Alice Barinotti1, Massimo Radin1, Irene Cecchi2, Silvia Grazietta Foddai1, Simone Baldovino1, Elisa Menegatti1, Daniela Rossi1, Vittorio Modena1, Dario Roccatello1 and Savino Sciascia2, 1University of Turin, Turin, Italy, 2University of Turin, Torino, Italy
Background/Purpose: Cardiovascular diseases (CVDs) represent one of the most life-threatening conditions that can affect SLE patients. Assessing the potential CVD risk of these patients is stilla challenge and an important aspect in the clinical practice. Recently the QRISK3 score has attempted to encompass for SLE augmented thrombotic risk by adding items (such as corticosteroid use) that are missing in traditional CVD risk scores. The aim of this work was to apply and compare the QRISK3 and the adjusted Global AntiPhospholipid Syndrome Score (aGAPSS), a validated score to assess CVD and overall thrombotic risk in aPL positive patients, in a cohort of SLE patients with and without a concomitant diagnosis of APS.
Methods: During a period of 6 months (Sep 2019 – Feb 2020) 25-84 years old patients with a confirmed diagnosis of SLE (2019 ACR/EULAR classification criteria) and/or a diagnosis of SAPS (Sidney criteria) were recruited. QRISK3 has been calculated using the official online calculator (https://qrisk.org/). aGAPSS has been calculated using the validated point values based on aPL profile and independent risk factors: aCL=5, aβ2GPI=4, LA=4, aPS/PT=3, hyperlipidemia=3, hypertension=1.
Results: The analysis included a cohort of 142 SLE patients: 34 SAPS (23.9%) and 108 SLE patients without APS (76.1%), with a mean age of 48±12.9 (SAPS=51.6±12.8/SLE without APS=46.9±12.8). Table 1 summarizes patients characteristics. When focusing on cerebrovascular/coronary events, we found a statistical significance with respect to aGAPSS (pt with event =10.1±6.2 vs pt without event=5.8±6.1; p=0.007), but not QRISK3. Also, a significant association was observed between the occurrence of these events and high risk aGAPSS: p=0.03 for aGAPSS≥8, p=0.01 for aGAPSS ≥9, p=0.008 for aGAPSS ≥10. Moreover, the aGAPSS but not the QRISK3 resulted to strongly correlate with the occurrence of any thrombotic event, both at the uni- and multivariate analysis (univariate: pt with event =8.17±7.1 vs pt without event= 5.41±5.6; p=0.012 / multivariate: p=0.009) (Figure 1). The same was observed for gender: male gender resulted to correlate with the occurrence of any thrombotic event at both uni- and multivariate analysis (p=0.017 and p=0.03, respectively). Finally, when focusing on aPL profile, regardless the diagnosis, we found a statistical significance only with respect to aGAPSS (aPL+ =9.6±6.3 vs aPL- = 4.1±5.1; p< 0.001).

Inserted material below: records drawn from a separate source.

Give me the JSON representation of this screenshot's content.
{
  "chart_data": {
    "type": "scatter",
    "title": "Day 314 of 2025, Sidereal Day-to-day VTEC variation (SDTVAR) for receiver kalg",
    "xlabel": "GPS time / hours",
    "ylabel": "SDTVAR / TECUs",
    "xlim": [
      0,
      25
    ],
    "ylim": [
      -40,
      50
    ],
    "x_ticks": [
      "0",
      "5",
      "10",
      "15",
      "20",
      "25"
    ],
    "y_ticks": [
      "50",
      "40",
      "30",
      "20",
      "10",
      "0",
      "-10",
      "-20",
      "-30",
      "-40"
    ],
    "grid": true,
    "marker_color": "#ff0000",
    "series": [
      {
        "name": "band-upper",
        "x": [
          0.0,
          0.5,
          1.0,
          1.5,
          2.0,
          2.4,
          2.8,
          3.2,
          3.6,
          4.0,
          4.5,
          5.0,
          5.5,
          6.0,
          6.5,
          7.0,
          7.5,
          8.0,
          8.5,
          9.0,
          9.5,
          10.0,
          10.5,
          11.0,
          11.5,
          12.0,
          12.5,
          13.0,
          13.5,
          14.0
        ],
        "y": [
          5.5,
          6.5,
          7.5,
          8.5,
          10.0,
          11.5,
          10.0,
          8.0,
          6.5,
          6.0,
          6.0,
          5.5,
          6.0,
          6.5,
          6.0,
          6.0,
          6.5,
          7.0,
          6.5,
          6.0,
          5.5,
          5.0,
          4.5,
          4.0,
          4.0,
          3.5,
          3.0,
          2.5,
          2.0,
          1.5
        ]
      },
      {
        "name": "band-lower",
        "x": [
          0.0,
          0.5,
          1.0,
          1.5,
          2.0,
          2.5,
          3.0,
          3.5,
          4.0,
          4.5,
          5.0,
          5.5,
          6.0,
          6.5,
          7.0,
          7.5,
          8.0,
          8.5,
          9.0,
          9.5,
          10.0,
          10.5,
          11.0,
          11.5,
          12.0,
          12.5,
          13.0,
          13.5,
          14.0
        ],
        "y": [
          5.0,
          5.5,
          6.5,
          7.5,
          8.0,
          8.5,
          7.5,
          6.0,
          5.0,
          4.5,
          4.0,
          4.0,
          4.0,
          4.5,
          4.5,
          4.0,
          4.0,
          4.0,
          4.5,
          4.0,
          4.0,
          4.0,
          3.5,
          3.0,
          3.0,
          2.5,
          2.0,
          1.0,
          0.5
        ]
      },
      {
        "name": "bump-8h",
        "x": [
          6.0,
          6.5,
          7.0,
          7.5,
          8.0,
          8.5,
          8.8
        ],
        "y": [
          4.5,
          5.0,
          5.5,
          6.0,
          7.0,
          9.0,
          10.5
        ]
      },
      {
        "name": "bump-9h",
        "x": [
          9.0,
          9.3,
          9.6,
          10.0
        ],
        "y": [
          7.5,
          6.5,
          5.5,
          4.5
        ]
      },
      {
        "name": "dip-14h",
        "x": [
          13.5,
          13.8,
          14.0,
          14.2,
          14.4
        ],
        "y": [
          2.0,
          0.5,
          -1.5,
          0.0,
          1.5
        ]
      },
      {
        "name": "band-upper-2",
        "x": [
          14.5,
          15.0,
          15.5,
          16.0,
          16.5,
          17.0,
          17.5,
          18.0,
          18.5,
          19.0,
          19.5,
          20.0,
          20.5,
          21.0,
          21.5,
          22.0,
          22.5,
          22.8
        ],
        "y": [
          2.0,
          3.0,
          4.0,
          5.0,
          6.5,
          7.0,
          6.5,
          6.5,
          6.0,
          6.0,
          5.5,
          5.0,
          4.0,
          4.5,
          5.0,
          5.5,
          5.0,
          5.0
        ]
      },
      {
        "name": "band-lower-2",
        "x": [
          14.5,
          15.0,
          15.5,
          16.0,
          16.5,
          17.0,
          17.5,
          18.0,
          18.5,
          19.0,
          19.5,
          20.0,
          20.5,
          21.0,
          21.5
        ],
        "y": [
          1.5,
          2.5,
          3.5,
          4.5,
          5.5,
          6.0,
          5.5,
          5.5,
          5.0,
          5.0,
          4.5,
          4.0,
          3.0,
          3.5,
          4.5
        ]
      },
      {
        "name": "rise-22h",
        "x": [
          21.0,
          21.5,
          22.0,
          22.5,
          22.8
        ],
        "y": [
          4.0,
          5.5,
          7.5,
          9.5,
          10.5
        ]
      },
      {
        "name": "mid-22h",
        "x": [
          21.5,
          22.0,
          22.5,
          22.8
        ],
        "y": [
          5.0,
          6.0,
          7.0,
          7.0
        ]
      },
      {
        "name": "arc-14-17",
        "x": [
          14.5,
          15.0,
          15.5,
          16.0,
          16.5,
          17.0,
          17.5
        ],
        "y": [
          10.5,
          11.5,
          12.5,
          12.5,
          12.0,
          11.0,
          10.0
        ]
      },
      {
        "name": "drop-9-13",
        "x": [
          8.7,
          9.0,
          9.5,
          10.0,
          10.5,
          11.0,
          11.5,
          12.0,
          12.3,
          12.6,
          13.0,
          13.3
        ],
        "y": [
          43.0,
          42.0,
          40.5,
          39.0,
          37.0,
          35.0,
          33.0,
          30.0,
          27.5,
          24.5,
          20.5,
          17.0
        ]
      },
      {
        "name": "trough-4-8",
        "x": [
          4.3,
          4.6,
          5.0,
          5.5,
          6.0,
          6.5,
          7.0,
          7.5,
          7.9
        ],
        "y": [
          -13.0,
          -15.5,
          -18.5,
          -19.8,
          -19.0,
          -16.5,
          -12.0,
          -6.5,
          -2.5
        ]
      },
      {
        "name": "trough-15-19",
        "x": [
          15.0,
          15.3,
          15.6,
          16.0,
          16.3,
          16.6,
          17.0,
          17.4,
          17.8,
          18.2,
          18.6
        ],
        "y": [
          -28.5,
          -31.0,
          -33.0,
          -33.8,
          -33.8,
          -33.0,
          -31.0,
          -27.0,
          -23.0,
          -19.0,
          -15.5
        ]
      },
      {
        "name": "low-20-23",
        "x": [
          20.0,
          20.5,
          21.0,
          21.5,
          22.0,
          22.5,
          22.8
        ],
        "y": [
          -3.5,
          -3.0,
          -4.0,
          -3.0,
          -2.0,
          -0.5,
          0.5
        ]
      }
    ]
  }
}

Conclusion: By encompassing factors that can contribute to CVD development in complex/autoimmune diseases, QRISK3 has been shown to be more accurate than traditional risk score in predicting SLE patients CVD risk. Nonetheless, the results of this analysis showed how the aGAPSS still seems to be the most valuable tool for this purpose when facing SLE patients. Moreover, the significance observed when focusing on patients' aPL profile, suggests that adding this item to the QRISK3 could be a useful strategy to improve the management. Table 1. Main demographic and clinical features of the patients included in the study.
Figure 1. Mean aGAPSS and QRISK3 scores among the patients included in the study and divided according to previous thrombotic events status (both arterial and venous). Disclosures: A. Barinotti, None; M. Radin, None; I. Cecchi, None; S. Foddai, None; S. Baldovino, None; E. Menegatti, None; D. Rossi, None; V. Modena, None; D. Roccatello, None; S. Sciascia, None.